En el tiempo de Pascua recordamos que la oración es una exigencia central del Evangelio. Ayer hablábamos de la necesidad de orar sin cesar, de mantener una oración continua. Hoy queremos detenernos en otro aspecto esencial: la humildad. Porque Dios escucha, ante todo, a los que oran con corazón humilde. En el Evangelio de san Lucas, Jesús declara: “Todo el que se enaltece será humillado, y el que se humilla será enaltecido” (Lc. 18,14).
Así pues, la oración auténtica nace del reconocimiento de nuestra pobreza. No es un acto de autosuficiencia, sino de absoluta dependencia. Dios no necesita nuestras palabras, pero ha querido que le hablemos para que recordemos quiénes somos: criaturas necesitadas de su gracia, pecadores salvados por su misericordia. Como dice san Pablo: ”¿Qué tienes que no hayas recibido?” (1ª Co. 4,7). La humildad nos pone en la verdad, según la enseñanza de Santa Teresa, y la verdad nos acerca a Dios.
Cuando oramos desde la humildad, dejamos de presentarle nuestras acciones como méritos, y le presentamos nuestro corazón como un lugar donde Él puede habitar. Abraham se reconocía como “polvo y ceniza” (Gn. 18,27), y Daniel suplicaba: “No es por nuestros méritos que te presentamos nuestras súplicas, sino por tu gran compasión” (Dn. 9,18). El publicano de la parábola, sin atreverse a alzar los ojos al cielo, balbuceaba: ”¡Oh Dios!, ten compasión de este pecador” (Lc. 18,13). Y Jesús afirma que fue él, y no el fariseo, quien volvió a su casa justificado.
Jesús, nuestro Maestro, no solo nos enseñó el Padre nuestro, sino que puso como modelo a los niños: “Si no os convertís y os hacéis como niños, no entraréis en el Reino de los Cielos” (Mt. 18,3). El niño confía, no presume. El humilde confía, no se justifica. No espera que su oración sea escuchada por haber hecho méritos, sino por la bondad de Aquel a quien se dirige. Por eso, el centurión romano, extranjero y pagano, fue alabado por su fe cuando dijo: “Señor, no soy digno de que entres bajo mi techo; basta que lo digas de palabra y mi criado quedará sano” (Mt. 8,8). Su humildad agradó a Jesús, su fe conmovió el Corazón del Señor.
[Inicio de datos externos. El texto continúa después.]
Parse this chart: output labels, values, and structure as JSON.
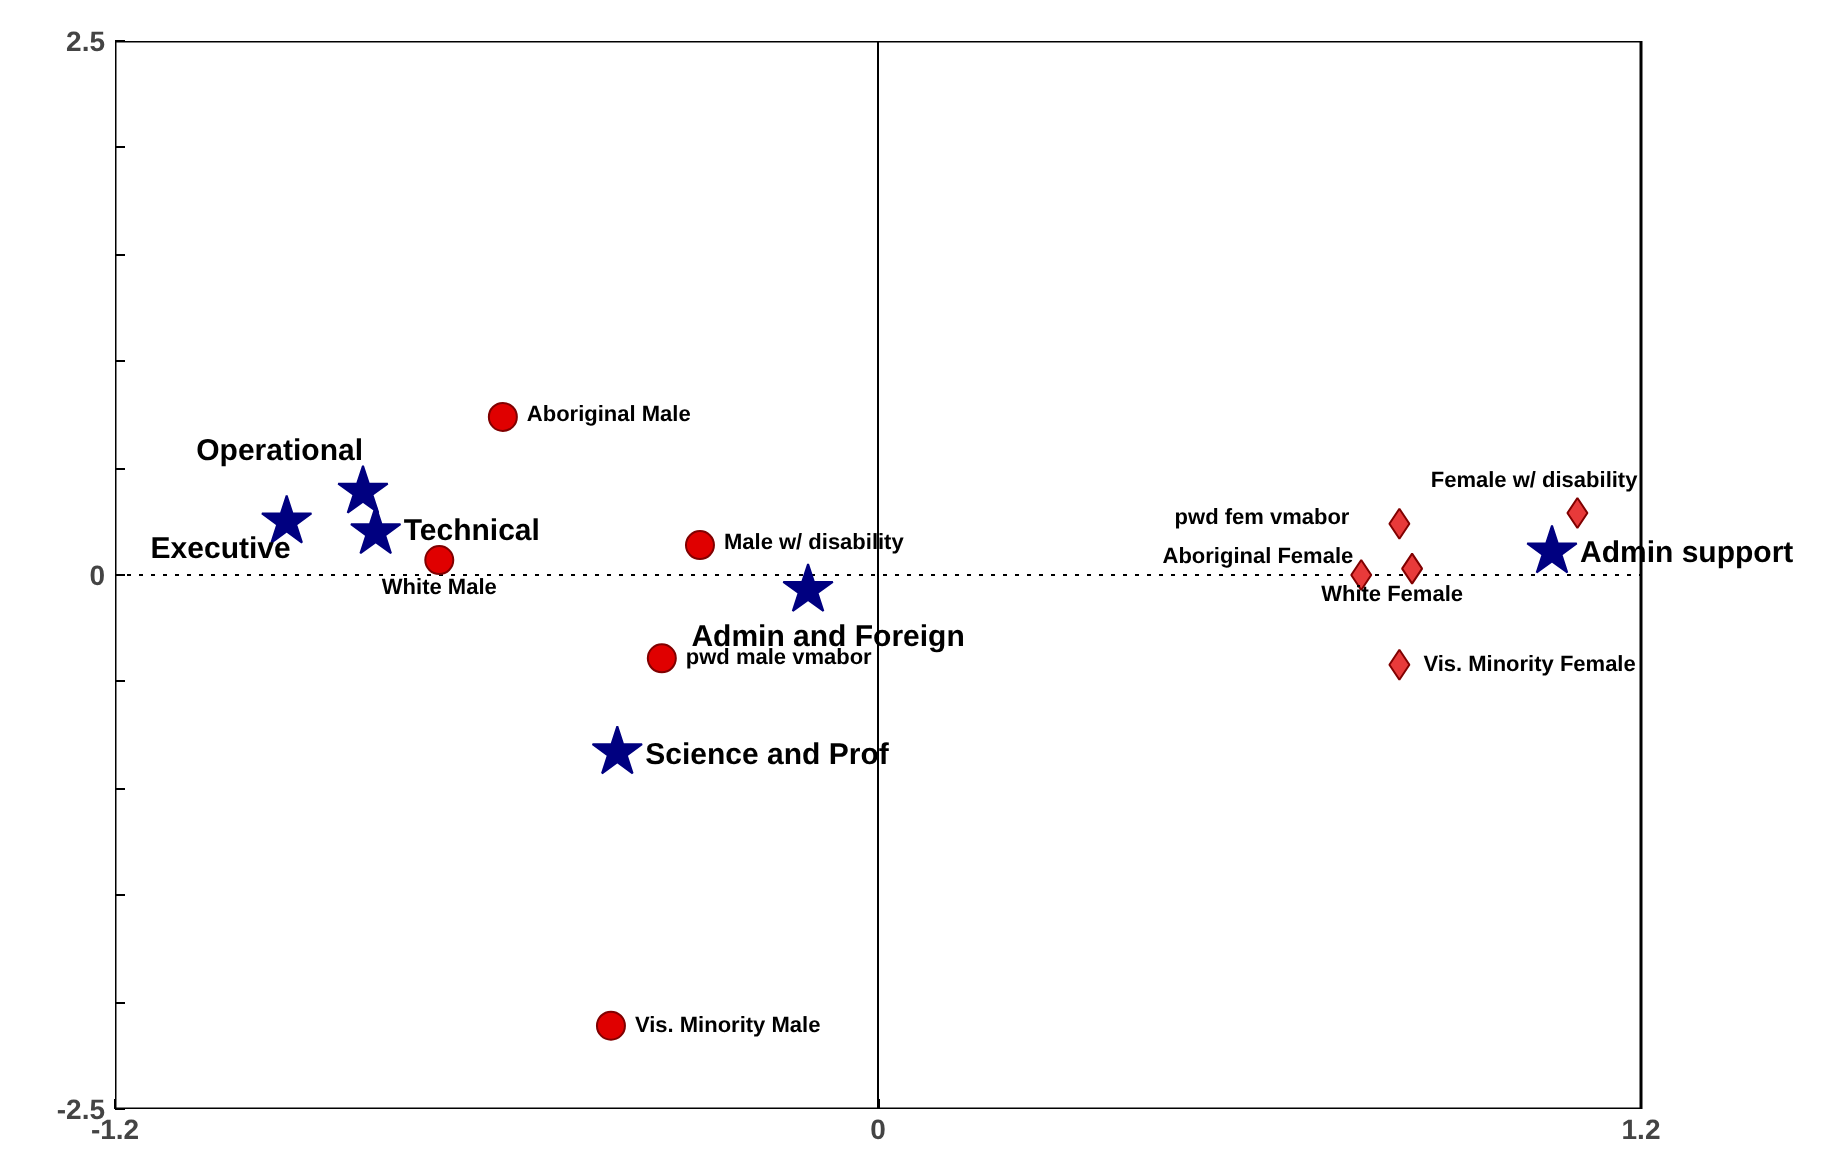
{
  "chart_data": {
    "type": "scatter",
    "xlim": [
      -1.2,
      1.2
    ],
    "ylim": [
      -2.5,
      2.5
    ],
    "xticks": [
      -1.2,
      0,
      1.2
    ],
    "yticks": [
      2.5,
      {
        "value": 2.0,
        "label": null
      },
      {
        "value": 1.5,
        "label": null
      },
      {
        "value": 1.0,
        "label": null
      },
      {
        "value": 0.5,
        "label": null
      },
      0,
      {
        "value": -0.5,
        "label": null
      },
      {
        "value": -1.0,
        "label": null
      },
      {
        "value": -1.5,
        "label": null
      },
      {
        "value": -2.0,
        "label": null
      },
      -2.5
    ],
    "grid": false,
    "series": [
      {
        "color": "#000080",
        "marker": "star",
        "x": [
          -0.93,
          -0.81,
          -0.79,
          -0.11,
          -0.41,
          1.06
        ],
        "values": [
          0.25,
          0.39,
          0.2,
          -0.07,
          -0.83,
          0.11
        ]
      },
      {
        "color": "#e00000",
        "marker": "circle",
        "x": [
          -0.59,
          -0.28,
          -0.69,
          -0.34,
          -0.42
        ],
        "values": [
          0.74,
          0.14,
          0.07,
          -0.39,
          -2.11
        ]
      },
      {
        "color": "#e83a3a",
        "marker": "diamond",
        "x": [
          0.82,
          1.1,
          0.76,
          0.84,
          0.82
        ],
        "values": [
          0.24,
          0.29,
          0.0,
          0.03,
          -0.42
        ]
      }
    ],
    "ref_lines": [
      {
        "axis": "x",
        "value": 0,
        "color": "#000000",
        "line_style": "solid"
      },
      {
        "axis": "y",
        "value": 0,
        "color": "#000000",
        "line_style": "dotted"
      }
    ],
    "annotations": [
      {
        "text": "Executive",
        "x": -0.93,
        "y": 0.25
      },
      {
        "text": "Operational",
        "x": -0.81,
        "y": 0.39
      },
      {
        "text": "Technical",
        "x": -0.79,
        "y": 0.2
      },
      {
        "text": "Admin and Foreign",
        "x": -0.11,
        "y": -0.07
      },
      {
        "text": "Science and Prof",
        "x": -0.41,
        "y": -0.83
      },
      {
        "text": "Admin support",
        "x": 1.06,
        "y": 0.11
      },
      {
        "text": "Aboriginal Male",
        "x": -0.59,
        "y": 0.74
      },
      {
        "text": "Male w/ disability",
        "x": -0.28,
        "y": 0.14
      },
      {
        "text": "White Male",
        "x": -0.69,
        "y": 0.07
      },
      {
        "text": "pwd male vmabor",
        "x": -0.34,
        "y": -0.39
      },
      {
        "text": "Vis. Minority Male",
        "x": -0.42,
        "y": -2.11
      },
      {
        "text": "pwd fem vmabor",
        "x": 0.82,
        "y": 0.24
      },
      {
        "text": "Female w/ disability",
        "x": 1.1,
        "y": 0.29
      },
      {
        "text": "Aboriginal Female",
        "x": 0.76,
        "y": 0.0
      },
      {
        "text": "White Female",
        "x": 0.84,
        "y": 0.03
      },
      {
        "text": "Vis. Minority Female",
        "x": 0.82,
        "y": -0.42
      }
    ]
  }
}
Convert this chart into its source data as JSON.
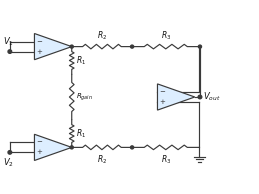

Jesús, Maestro y Señor, hazme orar como un niño: con confianza y sencillez, con conciencia de mi pobreza y seguridad en tu misericordia. Enséñame a mirarme como Tú me miras, a no apoyarme en mis méritos ni desanimarme por mis caídas. Que mi oración sea humilde y verdadera, como incienso que sube a tu presencia, y sea escuchada por tu bondad. Amén.